Molecular dynamics and intrinsic disorder analysis of the SARS-CoV-2 Nsp1 structural changes caused by substitution and deletion mutations

ABSTRACT

SARS-CoV-2 non-structural protein 1 (Nsp1) is a virulence factor that inhibits the translation of host mRNAs and interacts with viral RNA. To date, hundreds of mutations (base substitutions, deletions, and insertions) have been reported in SARS-CoV-2 Nsp1. Despite the relevance of Nsp1, a few studies have been conducted to understand the effect of those mutations on Nsp1 structure and function.
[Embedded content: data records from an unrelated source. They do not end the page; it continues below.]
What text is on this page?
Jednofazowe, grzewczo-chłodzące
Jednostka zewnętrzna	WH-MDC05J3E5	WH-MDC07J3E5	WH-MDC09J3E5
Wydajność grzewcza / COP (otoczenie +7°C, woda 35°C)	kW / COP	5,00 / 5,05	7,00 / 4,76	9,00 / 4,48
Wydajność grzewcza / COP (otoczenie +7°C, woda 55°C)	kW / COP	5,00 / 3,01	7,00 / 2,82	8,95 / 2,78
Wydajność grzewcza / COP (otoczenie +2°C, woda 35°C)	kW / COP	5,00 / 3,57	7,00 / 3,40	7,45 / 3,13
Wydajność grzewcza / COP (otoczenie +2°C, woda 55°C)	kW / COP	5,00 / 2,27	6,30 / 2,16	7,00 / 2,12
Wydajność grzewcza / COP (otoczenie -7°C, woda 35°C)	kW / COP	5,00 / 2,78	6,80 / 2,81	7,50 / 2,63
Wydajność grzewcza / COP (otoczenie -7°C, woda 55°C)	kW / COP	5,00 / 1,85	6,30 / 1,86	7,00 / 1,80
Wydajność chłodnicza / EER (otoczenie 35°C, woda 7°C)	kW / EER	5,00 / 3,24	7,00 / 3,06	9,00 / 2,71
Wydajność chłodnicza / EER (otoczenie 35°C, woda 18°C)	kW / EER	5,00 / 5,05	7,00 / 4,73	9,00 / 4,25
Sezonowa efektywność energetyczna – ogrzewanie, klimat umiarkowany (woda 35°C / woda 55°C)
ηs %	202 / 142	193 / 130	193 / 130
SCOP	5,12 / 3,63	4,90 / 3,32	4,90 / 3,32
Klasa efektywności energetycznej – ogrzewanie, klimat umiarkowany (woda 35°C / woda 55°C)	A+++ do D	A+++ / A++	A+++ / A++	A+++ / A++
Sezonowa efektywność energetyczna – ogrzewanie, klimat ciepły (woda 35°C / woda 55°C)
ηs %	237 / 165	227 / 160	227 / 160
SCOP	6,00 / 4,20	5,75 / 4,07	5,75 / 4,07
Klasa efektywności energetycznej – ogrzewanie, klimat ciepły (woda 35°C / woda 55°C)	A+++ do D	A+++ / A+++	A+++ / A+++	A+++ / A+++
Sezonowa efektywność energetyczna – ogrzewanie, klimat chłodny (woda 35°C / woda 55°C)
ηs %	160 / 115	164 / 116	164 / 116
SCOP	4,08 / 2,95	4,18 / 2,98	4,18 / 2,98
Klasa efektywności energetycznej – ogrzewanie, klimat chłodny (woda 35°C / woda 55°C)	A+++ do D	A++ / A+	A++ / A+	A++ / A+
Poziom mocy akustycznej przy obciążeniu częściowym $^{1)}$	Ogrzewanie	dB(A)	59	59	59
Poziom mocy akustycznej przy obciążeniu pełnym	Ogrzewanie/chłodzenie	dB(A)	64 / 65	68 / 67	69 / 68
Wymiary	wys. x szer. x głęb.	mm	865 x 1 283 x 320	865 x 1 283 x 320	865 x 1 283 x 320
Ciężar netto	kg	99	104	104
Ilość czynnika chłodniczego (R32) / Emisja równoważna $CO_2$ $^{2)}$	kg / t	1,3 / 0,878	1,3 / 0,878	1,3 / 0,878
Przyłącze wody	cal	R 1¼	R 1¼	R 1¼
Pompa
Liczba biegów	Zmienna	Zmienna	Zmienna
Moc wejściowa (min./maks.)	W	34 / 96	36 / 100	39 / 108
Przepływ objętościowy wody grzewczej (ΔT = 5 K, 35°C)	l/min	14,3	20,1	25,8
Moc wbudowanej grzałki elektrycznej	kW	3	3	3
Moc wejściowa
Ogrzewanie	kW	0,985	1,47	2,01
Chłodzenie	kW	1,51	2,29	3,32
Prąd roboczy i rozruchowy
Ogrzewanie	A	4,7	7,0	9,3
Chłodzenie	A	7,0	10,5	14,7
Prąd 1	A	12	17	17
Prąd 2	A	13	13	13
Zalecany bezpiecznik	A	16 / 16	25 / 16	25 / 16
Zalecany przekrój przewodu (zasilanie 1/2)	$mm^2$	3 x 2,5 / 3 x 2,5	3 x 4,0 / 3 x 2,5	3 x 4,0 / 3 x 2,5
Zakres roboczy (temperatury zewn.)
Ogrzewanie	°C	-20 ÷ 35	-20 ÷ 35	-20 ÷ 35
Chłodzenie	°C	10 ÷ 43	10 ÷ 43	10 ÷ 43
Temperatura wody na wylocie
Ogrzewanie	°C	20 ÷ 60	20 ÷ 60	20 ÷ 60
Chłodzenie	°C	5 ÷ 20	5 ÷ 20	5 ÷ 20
In this study, the effects of the most frequent mutations were investigated using molecular dynamics simulations. We found that several mutations profoundly affect the local intrinsic disorder predisposition, with most deletions increasing disorder propensity and replacement mutations inducing variable effects. We found that deletions Δ80–90 and Δ156–158 destabilise the protein structure. For example, the Δ156–158 cause a higher root-mean-square deviation (RMSD) and R_g values than those of the wild-type of SARS-CoV-2 Nsp1. We also found that the SARS-CoV-2 Nsp1 is slightly more disordered than its counterpart from SARS-CoV. A better understanding of the complexity and dynamic nature of interactions between intrinsically disordered segments of Nsp1 and ribosome subunits might help develop novel therapeutic countermeasures against the SARS-CoV-2 variants.

Highlights

1. Multiple mutations have been found in the N/C-termini of the SARS-CoV-2 Nsp1.

2. The effects of deletions are greater than substitutions on SARS-CoV-2 Nsp1.

3. Δ80–90 and Δ156–158 destabilise the protein structure and may increase the SARS-CoV-2 virulence.

4. F157S, E159D, L173P, and R175H mutations affect the structure of the SARS-CoV-2 Nsp1 and may cause increased infectivity.

5. The most disorder-promoting mutations were F157L and M174 K, whereas E159D and E159 K were the most order-promoting.

KEYWORDS:

• SARS-CoV-2
• Nsp1
• mutations
• MD simulation
• intrinsically disordered regions

Acknowledgements

The support and resources from the Center for High Performance Computing at the Shahid Beheshti University of Iran are gratefully acknowledged. We would also like to thank all the researchers who have kindly shared genomes in public databases.

Disclosure statement

No potential conflict of interest was reported by the author(s).

Additional information

Funding

This research has been conducted using the research credits of Shahid Beheshti University, G.C., Tehran, Iran (grant number; SAD/600/1451). This work was partially supported by the Fundação para a Ciência e a Tecnologia [RESEARCH 4 COVID-19 project n. 029] and the EOSCsecretariat.eu COVID-19 Fast Track Funding. EOSCsecretariat.eu has received funding from the European Union’s Horizon Programme call H2020-INFRAEOSC-05-2018-2019, grant Agreement number 831644.